Published Nov 20, 2024

Increase productivity with Microsoft Excel Online and CRM integrations

Adam Peña

Technical Product Marketing Associate

Adam Peña
Increasing Productivity with Excel Online and CRM Integrations

Facilitating collaboration and productivity among teams within a business can be challenging, particularly when dealing with a diverse tech stack. Critical data is often spread across multiple applications, and not everyone has access to these systems. Licenses can be expensive, and provisioning them is often a time-consuming process.

As a result, teams frequently rely on shared spreadsheets as a workaround to centralize and present key data from various applications. Integrating these spreadsheets with your tech stack can help ensure they remain accurate and up-to-date.

Here, we’ll review recent enhancements to Celigo’s Excel Online connector and introduce a template helper that simplifies integrations with prebuilt flow steps. The integration solves a business problem using two flow steps from this template to transfer data between a Microsoft Excel Online spreadsheet and a CRM.

Demo: Integrate Excel Online with a CRM

RevOps example use case

Before diving into the flows, consider a spreadsheet used for this integration. Imagine you’re a sales manager responsible for tracking the account executives assigned to your business development representatives (BDRs) and their outreach territories.

Excel - SF Spreadsheet

A spreadsheet like the one pictured above helps maintain a high-level overview of those details. However, using a few simple flows, we can automate the transformation of rows in this spreadsheet into new/updated records in Salesforce. Inversely, we can allow updates in Salesforce to be reflected in our spreadsheet, giving us immediate insight into new BDRs or revised information for current BDRs.

Let’s explore two flows that enable bidirectional data synchronization between Excel and Salesforce.

Flow 1: Syncing data from Excel to Salesforce

Flow 1 - Excel to SF

The first flow focuses on integrating data from the Excel spreadsheet into Salesforce. This flow begins with a prebuilt flow step from a template. While constructing a flow, users can easily add one of these template steps by selecting it during the process of adding a step.

The process is depicted below.

Template Selection

After entering your application of choice for the step you’re creating, scroll down to see steps available for that connector from the Celigo Marketplace, where templates can be found. The “Read all data from worksheet” template flow step pictured above was used in the first step of this flow.

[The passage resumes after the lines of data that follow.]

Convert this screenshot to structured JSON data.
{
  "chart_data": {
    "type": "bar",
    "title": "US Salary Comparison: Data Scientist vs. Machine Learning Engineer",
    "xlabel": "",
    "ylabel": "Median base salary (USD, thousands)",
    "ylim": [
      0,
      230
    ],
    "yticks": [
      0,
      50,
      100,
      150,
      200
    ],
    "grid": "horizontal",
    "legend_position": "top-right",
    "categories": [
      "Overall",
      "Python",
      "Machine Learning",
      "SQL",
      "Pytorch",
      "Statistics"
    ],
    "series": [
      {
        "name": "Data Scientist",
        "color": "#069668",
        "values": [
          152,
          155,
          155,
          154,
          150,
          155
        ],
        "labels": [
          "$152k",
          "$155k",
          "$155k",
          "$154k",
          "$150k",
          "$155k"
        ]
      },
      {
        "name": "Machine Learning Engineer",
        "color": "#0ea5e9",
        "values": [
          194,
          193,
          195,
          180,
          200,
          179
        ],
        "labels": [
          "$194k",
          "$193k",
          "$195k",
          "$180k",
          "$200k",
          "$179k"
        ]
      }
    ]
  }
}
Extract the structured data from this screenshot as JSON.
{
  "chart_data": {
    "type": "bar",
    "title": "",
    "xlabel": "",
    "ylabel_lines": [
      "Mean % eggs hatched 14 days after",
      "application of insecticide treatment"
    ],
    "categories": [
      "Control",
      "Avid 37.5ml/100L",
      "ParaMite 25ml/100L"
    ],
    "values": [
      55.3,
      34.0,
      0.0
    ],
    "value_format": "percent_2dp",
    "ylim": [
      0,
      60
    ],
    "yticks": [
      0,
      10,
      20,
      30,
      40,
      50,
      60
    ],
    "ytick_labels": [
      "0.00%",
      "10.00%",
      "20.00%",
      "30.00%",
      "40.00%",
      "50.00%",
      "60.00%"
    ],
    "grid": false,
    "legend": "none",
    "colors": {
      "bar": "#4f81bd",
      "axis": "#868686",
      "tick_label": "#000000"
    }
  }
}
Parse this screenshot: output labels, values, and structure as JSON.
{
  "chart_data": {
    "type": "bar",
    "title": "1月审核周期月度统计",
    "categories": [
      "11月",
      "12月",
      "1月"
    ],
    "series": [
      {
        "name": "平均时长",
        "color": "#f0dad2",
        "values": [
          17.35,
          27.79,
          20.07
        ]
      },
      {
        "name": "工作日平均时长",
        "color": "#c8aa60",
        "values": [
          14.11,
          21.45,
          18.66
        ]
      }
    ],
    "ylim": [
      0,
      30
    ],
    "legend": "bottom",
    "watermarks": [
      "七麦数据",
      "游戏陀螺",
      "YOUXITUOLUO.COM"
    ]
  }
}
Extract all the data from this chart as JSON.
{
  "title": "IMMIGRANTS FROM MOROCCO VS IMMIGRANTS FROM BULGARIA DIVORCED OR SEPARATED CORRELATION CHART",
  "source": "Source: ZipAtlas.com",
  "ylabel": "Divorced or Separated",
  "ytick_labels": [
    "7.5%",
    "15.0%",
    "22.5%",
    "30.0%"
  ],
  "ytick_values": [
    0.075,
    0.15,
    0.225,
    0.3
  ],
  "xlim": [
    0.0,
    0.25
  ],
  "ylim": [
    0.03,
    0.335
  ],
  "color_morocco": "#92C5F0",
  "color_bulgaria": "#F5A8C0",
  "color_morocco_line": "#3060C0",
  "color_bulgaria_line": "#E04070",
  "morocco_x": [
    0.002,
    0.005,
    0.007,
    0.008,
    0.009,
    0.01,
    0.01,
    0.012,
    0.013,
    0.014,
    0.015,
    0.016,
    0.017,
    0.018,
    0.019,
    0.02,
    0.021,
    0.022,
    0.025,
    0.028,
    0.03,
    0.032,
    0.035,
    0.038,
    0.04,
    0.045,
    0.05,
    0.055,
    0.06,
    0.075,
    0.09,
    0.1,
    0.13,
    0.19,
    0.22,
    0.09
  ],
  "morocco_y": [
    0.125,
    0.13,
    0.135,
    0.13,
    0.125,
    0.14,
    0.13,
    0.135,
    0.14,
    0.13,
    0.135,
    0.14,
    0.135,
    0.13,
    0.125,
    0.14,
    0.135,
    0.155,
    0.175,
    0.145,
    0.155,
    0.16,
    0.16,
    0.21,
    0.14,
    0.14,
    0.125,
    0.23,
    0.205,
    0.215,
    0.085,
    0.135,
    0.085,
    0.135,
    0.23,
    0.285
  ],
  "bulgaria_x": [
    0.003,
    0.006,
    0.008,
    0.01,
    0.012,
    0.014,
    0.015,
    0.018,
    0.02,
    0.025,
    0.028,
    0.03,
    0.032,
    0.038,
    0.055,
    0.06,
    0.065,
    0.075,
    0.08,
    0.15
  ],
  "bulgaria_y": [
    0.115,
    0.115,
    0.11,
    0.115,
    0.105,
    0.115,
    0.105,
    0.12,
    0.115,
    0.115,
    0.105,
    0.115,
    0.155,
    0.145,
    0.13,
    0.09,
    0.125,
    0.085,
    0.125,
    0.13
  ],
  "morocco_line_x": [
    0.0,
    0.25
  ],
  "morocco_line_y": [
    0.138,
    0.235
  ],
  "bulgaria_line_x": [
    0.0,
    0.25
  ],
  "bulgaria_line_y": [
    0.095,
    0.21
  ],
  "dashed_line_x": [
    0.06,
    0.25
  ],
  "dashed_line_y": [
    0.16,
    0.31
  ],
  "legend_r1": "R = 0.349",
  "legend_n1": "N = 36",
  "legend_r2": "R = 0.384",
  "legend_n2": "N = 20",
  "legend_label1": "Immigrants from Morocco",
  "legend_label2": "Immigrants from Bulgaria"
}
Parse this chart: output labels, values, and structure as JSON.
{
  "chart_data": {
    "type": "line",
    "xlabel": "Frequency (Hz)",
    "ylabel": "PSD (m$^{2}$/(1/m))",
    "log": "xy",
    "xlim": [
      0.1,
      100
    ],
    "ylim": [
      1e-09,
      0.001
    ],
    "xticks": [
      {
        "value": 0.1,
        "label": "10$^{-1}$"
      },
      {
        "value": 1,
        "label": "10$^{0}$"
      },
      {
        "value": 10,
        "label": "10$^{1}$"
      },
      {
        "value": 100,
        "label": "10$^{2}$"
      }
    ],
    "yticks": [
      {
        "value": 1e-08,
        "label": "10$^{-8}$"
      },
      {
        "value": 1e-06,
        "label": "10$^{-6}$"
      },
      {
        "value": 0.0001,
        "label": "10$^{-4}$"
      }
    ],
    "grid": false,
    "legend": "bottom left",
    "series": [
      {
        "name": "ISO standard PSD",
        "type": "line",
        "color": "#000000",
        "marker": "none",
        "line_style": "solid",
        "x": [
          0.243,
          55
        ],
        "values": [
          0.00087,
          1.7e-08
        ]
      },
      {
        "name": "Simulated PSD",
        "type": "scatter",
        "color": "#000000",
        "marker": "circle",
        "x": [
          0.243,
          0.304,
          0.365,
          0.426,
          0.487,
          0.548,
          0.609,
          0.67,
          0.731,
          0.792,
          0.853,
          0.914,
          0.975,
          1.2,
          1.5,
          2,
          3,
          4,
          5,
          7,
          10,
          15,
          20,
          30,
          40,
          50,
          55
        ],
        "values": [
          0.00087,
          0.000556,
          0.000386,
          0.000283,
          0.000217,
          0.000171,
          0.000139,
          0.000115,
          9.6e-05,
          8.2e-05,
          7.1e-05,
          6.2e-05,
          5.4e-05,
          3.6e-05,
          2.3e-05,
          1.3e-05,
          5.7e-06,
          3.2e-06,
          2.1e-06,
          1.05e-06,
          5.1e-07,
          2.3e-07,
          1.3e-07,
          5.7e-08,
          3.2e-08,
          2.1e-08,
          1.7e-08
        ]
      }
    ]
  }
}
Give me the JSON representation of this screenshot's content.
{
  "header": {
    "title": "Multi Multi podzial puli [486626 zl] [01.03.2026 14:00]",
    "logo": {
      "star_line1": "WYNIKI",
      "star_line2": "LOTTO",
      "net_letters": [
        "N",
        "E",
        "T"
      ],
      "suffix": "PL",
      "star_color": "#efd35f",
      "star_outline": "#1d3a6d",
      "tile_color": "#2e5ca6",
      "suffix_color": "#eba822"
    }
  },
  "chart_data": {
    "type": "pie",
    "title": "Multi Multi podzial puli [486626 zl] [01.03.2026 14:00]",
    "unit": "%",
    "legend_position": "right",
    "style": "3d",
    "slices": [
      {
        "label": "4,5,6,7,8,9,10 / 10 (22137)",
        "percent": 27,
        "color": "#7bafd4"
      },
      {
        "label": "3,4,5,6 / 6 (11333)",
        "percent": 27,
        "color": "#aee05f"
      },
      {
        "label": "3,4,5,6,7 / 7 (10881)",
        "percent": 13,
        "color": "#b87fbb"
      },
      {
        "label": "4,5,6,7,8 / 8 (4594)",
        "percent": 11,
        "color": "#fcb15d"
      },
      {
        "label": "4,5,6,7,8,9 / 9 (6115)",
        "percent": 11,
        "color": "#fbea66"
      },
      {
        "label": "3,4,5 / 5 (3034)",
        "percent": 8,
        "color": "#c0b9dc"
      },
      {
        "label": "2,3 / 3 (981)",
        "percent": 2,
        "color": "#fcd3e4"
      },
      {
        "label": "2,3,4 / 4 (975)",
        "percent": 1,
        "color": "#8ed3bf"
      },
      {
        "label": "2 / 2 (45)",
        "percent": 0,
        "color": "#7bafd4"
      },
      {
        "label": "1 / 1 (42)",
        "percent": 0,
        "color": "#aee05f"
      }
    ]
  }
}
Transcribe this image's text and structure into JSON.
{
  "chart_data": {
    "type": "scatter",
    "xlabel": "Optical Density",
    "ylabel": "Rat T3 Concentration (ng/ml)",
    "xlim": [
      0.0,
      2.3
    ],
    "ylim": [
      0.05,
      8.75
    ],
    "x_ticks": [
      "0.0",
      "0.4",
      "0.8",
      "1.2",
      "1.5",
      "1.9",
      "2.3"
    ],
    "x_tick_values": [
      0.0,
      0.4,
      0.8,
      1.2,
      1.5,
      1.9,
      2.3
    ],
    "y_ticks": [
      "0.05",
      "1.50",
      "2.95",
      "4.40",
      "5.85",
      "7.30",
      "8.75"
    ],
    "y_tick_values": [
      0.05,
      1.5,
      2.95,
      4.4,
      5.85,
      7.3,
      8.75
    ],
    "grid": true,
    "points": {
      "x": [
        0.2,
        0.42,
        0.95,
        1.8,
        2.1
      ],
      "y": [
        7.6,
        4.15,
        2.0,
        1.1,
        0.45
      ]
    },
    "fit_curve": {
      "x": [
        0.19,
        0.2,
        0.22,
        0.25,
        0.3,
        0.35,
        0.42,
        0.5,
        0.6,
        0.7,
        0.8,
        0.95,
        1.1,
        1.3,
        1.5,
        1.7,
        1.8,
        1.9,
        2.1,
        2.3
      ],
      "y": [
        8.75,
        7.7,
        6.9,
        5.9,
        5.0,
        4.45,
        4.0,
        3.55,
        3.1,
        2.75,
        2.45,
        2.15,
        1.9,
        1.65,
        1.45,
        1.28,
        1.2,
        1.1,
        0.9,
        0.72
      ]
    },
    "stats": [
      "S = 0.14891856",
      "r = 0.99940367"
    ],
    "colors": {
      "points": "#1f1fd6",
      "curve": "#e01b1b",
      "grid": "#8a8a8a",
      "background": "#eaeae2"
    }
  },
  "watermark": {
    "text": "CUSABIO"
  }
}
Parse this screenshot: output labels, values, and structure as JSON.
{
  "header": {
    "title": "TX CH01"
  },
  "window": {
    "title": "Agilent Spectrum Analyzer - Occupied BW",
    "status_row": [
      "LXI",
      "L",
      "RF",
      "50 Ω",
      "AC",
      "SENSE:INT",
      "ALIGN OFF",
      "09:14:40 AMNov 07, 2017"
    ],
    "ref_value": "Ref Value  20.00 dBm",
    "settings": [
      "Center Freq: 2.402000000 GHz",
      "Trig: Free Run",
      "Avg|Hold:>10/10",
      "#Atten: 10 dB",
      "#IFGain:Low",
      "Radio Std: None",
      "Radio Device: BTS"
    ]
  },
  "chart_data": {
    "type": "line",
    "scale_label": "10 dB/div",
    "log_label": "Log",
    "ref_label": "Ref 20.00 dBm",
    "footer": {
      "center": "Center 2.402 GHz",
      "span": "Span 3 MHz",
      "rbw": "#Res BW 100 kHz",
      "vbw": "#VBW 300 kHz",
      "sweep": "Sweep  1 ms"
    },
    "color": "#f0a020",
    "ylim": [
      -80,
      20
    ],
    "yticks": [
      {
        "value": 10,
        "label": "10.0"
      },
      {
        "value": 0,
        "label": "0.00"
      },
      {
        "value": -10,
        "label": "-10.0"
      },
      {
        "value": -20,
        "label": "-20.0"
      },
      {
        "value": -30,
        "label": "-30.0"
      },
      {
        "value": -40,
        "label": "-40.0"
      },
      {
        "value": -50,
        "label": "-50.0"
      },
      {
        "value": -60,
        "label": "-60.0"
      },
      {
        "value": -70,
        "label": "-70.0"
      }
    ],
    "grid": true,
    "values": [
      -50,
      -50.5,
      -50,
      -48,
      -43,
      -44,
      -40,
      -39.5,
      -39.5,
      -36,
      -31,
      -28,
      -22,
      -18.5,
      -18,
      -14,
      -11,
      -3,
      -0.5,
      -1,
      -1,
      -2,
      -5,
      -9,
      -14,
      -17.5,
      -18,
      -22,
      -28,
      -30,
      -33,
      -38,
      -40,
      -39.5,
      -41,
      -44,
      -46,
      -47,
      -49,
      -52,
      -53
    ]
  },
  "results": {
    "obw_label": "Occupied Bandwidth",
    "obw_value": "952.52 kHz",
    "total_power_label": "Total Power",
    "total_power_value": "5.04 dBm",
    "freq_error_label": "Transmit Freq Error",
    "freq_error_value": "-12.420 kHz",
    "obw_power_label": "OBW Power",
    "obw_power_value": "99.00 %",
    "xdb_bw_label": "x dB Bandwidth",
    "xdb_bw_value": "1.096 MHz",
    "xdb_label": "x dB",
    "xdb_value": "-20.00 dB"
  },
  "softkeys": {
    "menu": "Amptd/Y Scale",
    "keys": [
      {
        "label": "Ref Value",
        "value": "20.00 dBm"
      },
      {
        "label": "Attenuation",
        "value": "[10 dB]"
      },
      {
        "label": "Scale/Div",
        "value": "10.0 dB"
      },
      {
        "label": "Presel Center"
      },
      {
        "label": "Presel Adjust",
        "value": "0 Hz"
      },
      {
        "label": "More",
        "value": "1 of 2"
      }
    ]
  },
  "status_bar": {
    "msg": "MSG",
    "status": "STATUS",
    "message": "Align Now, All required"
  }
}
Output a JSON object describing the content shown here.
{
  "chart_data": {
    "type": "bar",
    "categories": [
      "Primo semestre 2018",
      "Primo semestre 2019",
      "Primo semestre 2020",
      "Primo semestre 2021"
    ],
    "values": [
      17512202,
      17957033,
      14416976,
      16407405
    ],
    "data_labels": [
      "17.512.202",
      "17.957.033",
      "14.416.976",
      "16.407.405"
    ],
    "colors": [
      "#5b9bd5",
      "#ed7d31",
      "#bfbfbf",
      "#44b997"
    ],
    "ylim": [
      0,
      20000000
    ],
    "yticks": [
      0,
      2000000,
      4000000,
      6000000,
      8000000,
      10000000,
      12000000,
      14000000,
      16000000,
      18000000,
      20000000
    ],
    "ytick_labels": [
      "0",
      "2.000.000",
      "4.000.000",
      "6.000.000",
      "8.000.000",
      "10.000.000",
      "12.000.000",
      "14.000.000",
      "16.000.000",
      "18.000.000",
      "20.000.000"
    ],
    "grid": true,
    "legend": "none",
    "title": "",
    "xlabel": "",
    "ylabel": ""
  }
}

One of the key enhancements to this connector is the upgrade to OAuth 2.0 for authentication when creating a connection. This means users no longer need a client ID and secret; instead, they simply need to name their connection, configure the necessary read/write scopes, and log into their Office 365 account.

In the template step, there is a custom settings tab at the bottom of the “Edit Export” screen. Here, users specify whether the spreadsheet is stored in OneDrive or SharePoint, select the appropriate workbook from an automatically populated list, enter the spreadsheet name, and indicate if the first row contains headers.

Export Custom Settings

Once these steps are completed, the spreadsheet data is sent to Salesforce, creating BDRs as contact records. The final step involves writing the Salesforce IDs back to the spreadsheet. These IDs will be used as a key column for the next flow, which will involve adding/updating rows.

Flow 2: Syncing data from Salesforce to Excel

Flow 2 - SF to Excel

The second flow addresses the reverse process, updating the spreadsheet to reflect changes made to these BDRs in Salesforce. This flow also uses a step from the template helper designed for imports called “Update Existing Rows and Append New Rows,” simplifying the process of adding to and updating rows in the spreadsheet with features like a custom settings tab and a prebuilt hook.

This template also features a “Custom Settings” tab, where you’ll configure the information the platform needs to find your specific spreadsheet. Since this step will be responsible for updating records, it needs a way to identify records.

This is the purpose of a key column.

Import Custom Settings

Note that a column name was entered into the “Column to find existing rows” field. Below that, the id field of source records (in this case, the id of these BDRs as Contacts in Salesforce) is compared to the values in the BDR Contact Id column to find an existing record.

Automate data transfer with Excel Online integrations

With just a few steps, we establish a bidirectional synchronization that automates data transfer between a high-level spreadsheet and a CRM.

With template helper flows and enhanced connection methods for the Excel Online connector, you can easily build and manage flows to synchronize data between spreadsheets and applications like your CRM.

These features enable faster integration development, improving operational efficiency and streamlining data management.